D’autre part, la Cour de cassation retenait, en principe, que la caution ne pouvait se prévaloir des mesures légales ou judiciaires octroyées au débiteur (ex. procédure collective). Ainsi, elle ne pouvait invoquer les mesures octroyées dans un plan de redressement ou de procédure de liquidation judiciaire tandis que la caution personne physique pouvait bénéficier, par exception, des mesures octroyées dans un plan de sauvegarde.

La réforme du droit des sûretés a quelque peu modifié ces solutions. En effet, l’article 2318 du Code civil prévoit que la caution peut opposer toutes les exceptions, qu’elles soient inhérentes à la dette ou purement personnelles au débiteur mais qu’elle ne peut se prévaloir des mesures légales ou judiciaires dont bénéficie ce dernier en conséquence de sa défaillance, sauf disposition spéciale contraire.

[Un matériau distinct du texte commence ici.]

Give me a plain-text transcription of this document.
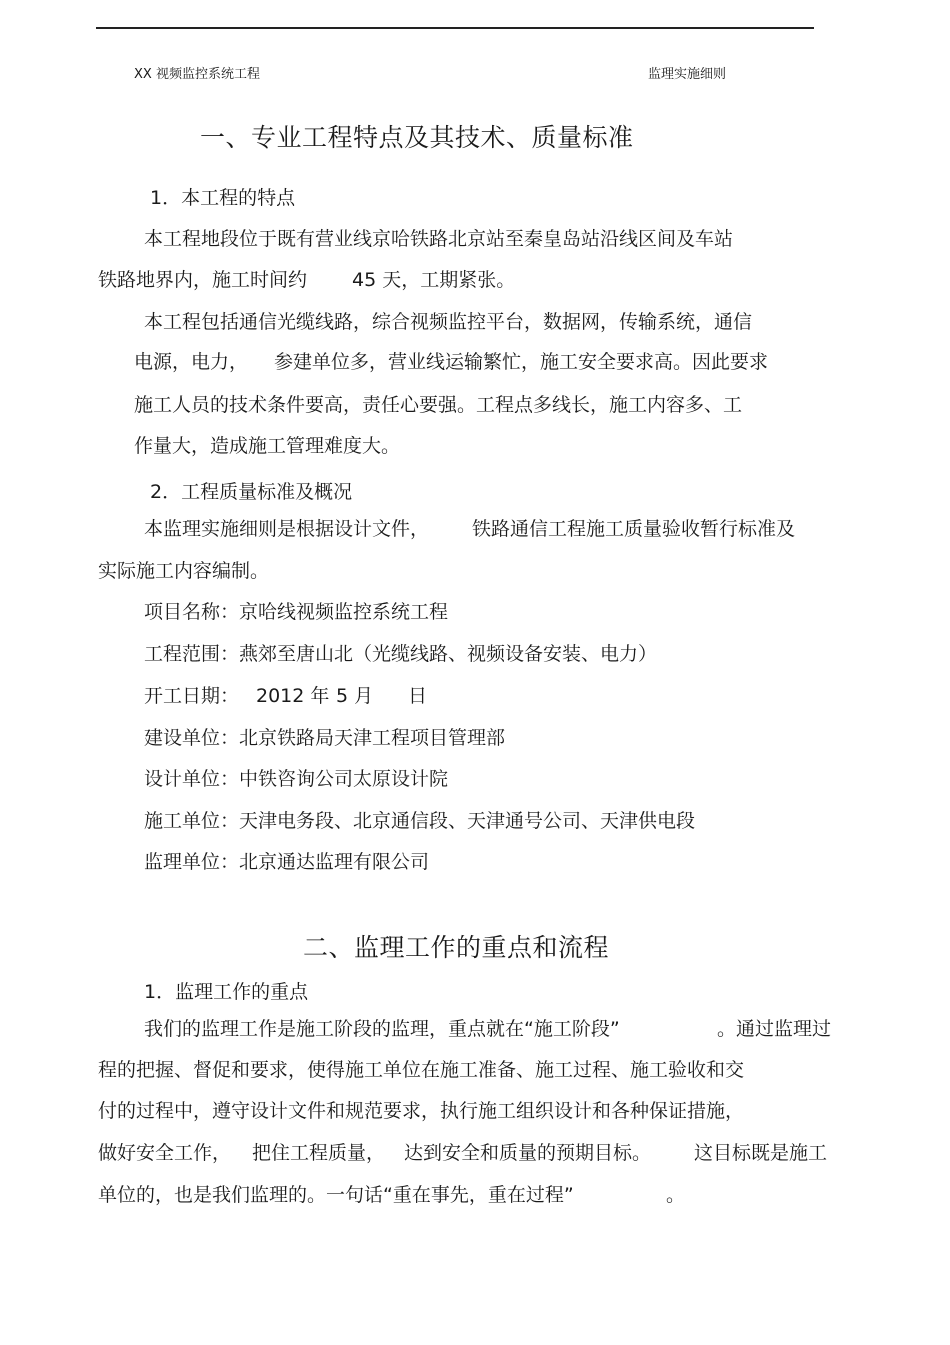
XX 视频监控系统工程	监理实施细则
一、专业工程特点及其技术、质量标准
1．本工程的特点
本工程地段位于既有营业线京哈铁路北京站至秦皇岛站沿线区间及车站
铁路地界内，施工时间约 45 天，工期紧张。
本工程包括通信光缆线路，综合视频监控平台，数据网，传输系统，通信
电源，电力， 参建单位多，营业线运输繁忙，施工安全要求高。因此要求
施工人员的技术条件要高，责任心要强。工程点多线长，施工内容多、工
作量大，造成施工管理难度大。
2．工程质量标准及概况
本监理实施细则是根据设计文件， 铁路通信工程施工质量验收暂行标准及
实际施工内容编制。
项目名称：京哈线视频监控系统工程
工程范围：燕郊至唐山北（光缆线路、视频设备安装、电力）
开工日期： 2012 年 5 月 日
建设单位：北京铁路局天津工程项目管理部
设计单位：中铁咨询公司太原设计院
施工单位：天津电务段、北京通信段、天津通号公司、天津供电段
监理单位：北京通达监理有限公司
二、监理工作的重点和流程
1．监理工作的重点
我们的监理工作是施工阶段的监理，重点就在“施工阶段”	。通过监理过
程的把握、督促和要求，使得施工单位在施工准备、施工过程、施工验收和交
付的过程中，遵守设计文件和规范要求，执行施工组织设计和各种保证措施，
做好安全工作， 把住工程质量， 达到安全和质量的预期目标。 这目标既是施工
单位的，也是我们监理的。一句话“重在事先，重在过程”	。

En conséquence, d’une part, le nouvel article L. 622-26 du code de commerce, applicable dès le 1er octobre 2021, prévoit que l’inopposabilité en cas de défaut de déclaration concerne également la caution.

Si l’article 2318 n’est applicable qu’aux cautionnements conclus dès le 1er janvier 2022, il ne faut pas écarter le fait que la Cour de cassation risque de s’aligner avec la réforme du droit des sûretés dans ses prochaines décisions et qualifier d’exceptions inhérentes à la dette des exceptions qu’elle considérait antérieurement comme purement personnelles au débiteur. Elle l’a d’ailleurs rappelé récemment (Première chambre civile 20 avril 2022 n° 20-22.866) en retenant que la prescription biennale de l’article L. 218-2 du code de la consommation était exception inhérente à la date (donc opposable par la caution) alors qu’en 2019 elle avait retenu qu’il s’agissait d’une exception purement personnelle (donc inopposable – Première Chambre civile 11 décembre 2019 n° 18-16.147) 

Enfin, antérieurement à la réforme du droit des sûretés, la caution personne physique pouvait seulement invoquer les mesures concédées dans le plan de sauvegarde (L. 626-11 du Code de Commerce), mais avec l’ordonnance « insolvabilité », elle peut se prévaloir du plan de redressement et est également protégée durant la phase d’observation.